En. Guinée dimanche, en Côte d’Ivoire le 31 octobre, des scrutins présidentiels se tiennent dans des climats très tendus, en raison de la décision des Présidents sortants de se présenter pour un troisième mandat en principe interdits.

En Guinée, le Président sortant Alpha Condé fait campagne pour un troisième mandat : ici à Kissidougou le 12 octobre. Ses rivaux se plaignent d’obstacles dans leur campagne.
En Guinée, le Président sortant Alpha Condé fait campagne pour un troisième mandat : ici à Kissidougou le 12 octobre. Ses rivaux se plaignent d’obstacles dans leur campagne. © AFP / CAROL VALADE / AFP

Il n’y a pas que les élections américaines dans la vie… Deux pays d’Afrique sub-saharienne votent dans les prochains jours, des scrutins très tendus et des incidents sont redoutés, car, dans les deux cas, le Président sortant s’accroche au pouvoir pour un troisième mandat ; après avoir juré qu’il s’arrêterait à deux.

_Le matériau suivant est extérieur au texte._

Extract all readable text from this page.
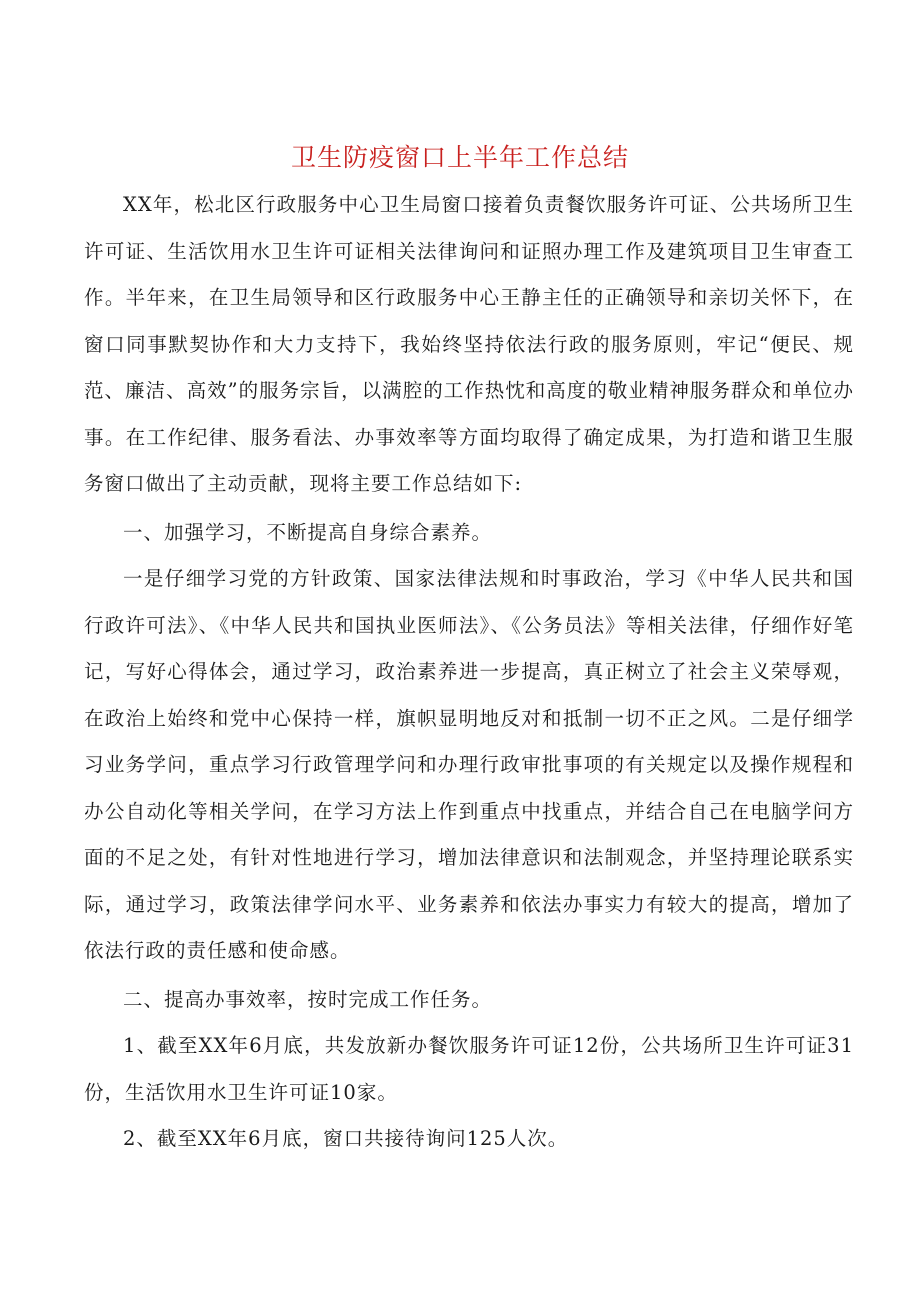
卫生防疫窗口上半年工作总结

XX年，松北区行政服务中心卫生局窗口接着负责餐饮服务许可证、公共场所卫生许可证、生活饮用水卫生许可证相关法律询问和证照办理工作及建筑项目卫生审查工作。半年来，在卫生局领导和区行政服务中心王静主任的正确领导和亲切关怀下，在窗口同事默契协作和大力支持下，我始终坚持依法行政的服务原则，牢记“便民、规范、廉洁、高效”的服务宗旨，以满腔的工作热忱和高度的敬业精神服务群众和单位办事。在工作纪律、服务看法、办事效率等方面均取得了确定成果，为打造和谐卫生服务窗口做出了主动贡献，现将主要工作总结如下:

一、加强学习，不断提高自身综合素养。

一是仔细学习党的方针政策、国家法律法规和时事政治，学习《中华人民共和国行政许可法》、《中华人民共和国执业医师法》、《公务员法》等相关法律，仔细作好笔记，写好心得体会，通过学习，政治素养进一步提高，真正树立了社会主义荣辱观，在政治上始终和党中心保持一样，旗帜显明地反对和抵制一切不正之风。二是仔细学习业务学问，重点学习行政管理学问和办理行政审批事项的有关规定以及操作规程和办公自动化等相关学问，在学习方法上作到重点中找重点，并结合自己在电脑学问方面的不足之处，有针对性地进行学习，增加法律意识和法制观念，并坚持理论联系实际，通过学习，政策法律学问水平、业务素养和依法办事实力有较大的提高，增加了依法行政的责任感和使命感。

二、提高办事效率，按时完成工作任务。

1、截至XX年6月底，共发放新办餐饮服务许可证12份，公共场所卫生许可证31份，生活饮用水卫生许可证10家。

2、截至XX年6月底，窗口共接待询问125人次。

La Guinée-Conakry vote ce dimanche, et le Président sortant Alpha Condé a dû faire adopter une nouvelle constitution pour pouvoir se présenter une troisième fois, lui qui avait promis de respecter l’ancien texte prévoyant deux mandats. Ses détracteurs lui rappellent une ancienne déclaration dans laquelle il disait que modifier la constitution serait, disait-il, « trahir ce pourquoi je me suis toujours battu ».

Même situation en Côte d’Ivoire, qui se rend aux urnes deux semaines plus tard, le 31 octobre. La surprise est venue du Président Alassane Ouattara, qui, après avoir annoncé en mars qu’il ne se représentait pas, s’attirant le compliment « d’homme de parole et homme d’État » de la part d’Emmanuel Macron, a finalement choisi cet été de briguer un troisième mandat.

L’Afrique a voulu rompre avec les Présidents à vie, la génération des « pères de la nation » qui n’abandonnaient le pouvoir que morts ou renversés par leur armée. La limite des deux mandats, inscrite dans les Constitutions, devait prévenir cette dérive autocratique, toujours à l’œuvre dans certains États comme le Cameroun et son Président Paul Biya, au pouvoir depuis bientôt 40 ans !

Mais le pouvoir ne s’abandonne pas facilement, surtout quand on se pense « homme providentiel », ou, dans le cas d’Alpha Condé en Guinée, qu’on a été opposant, exilé pendant 40 ans, et que ce sacrifice vaut bien quelques accommodements.

Cette maladie infantile de la démocratie africaine met en porte à faux des classes politiques vieillissantes, à une population majoritairement très jeune, qui aspire au changement. Les sociétés civiles tentent de sauver cette marche entravée vers des régimes constitutionnels, on les a vues à l’œuvre au Sénégal ou au Burkina Faso ; mais elles sont encore trop faibles pour faire le poids partout.

Les populations redoutent le risque de violence, tant en Guinée qu’en Côte d’Ivoire, en raison d’une part de la détermination des Présidents sortants à surmonter l’opposition à leur maintien, mais aussi en raison d’histoires récentes troublées.

La Côte d’Ivoire s’est difficilement remise de son épisode de guerre civile dans les années 2000, avec la coupure du pays en deux, l’élection contestée de Laurent Gbagbo, l’intervention française… L’opposition appelle au boycottage du scrutin et des incidents sont plus que jamais à craindre.

La France reste largement silencieuse : 70 ans après les indépendances, c’est sans doute la meilleure attitude. Pour autant, elle n’est jamais très loin. Le "Financial Times" rapportait il y a quelques jours que l’Élysée avait suggéré en septembre un report de l’élection ivoirienne, mais s’était attiré une fin de non-recevoir. 

Ces deux scrutins sont donc la chronique au mieux d’un coup de force constitutionnel réussi, au pire d’un chaos annoncé. Dans les deux cas, ce ne sont pas des bonnes nouvelles pour l’Afrique.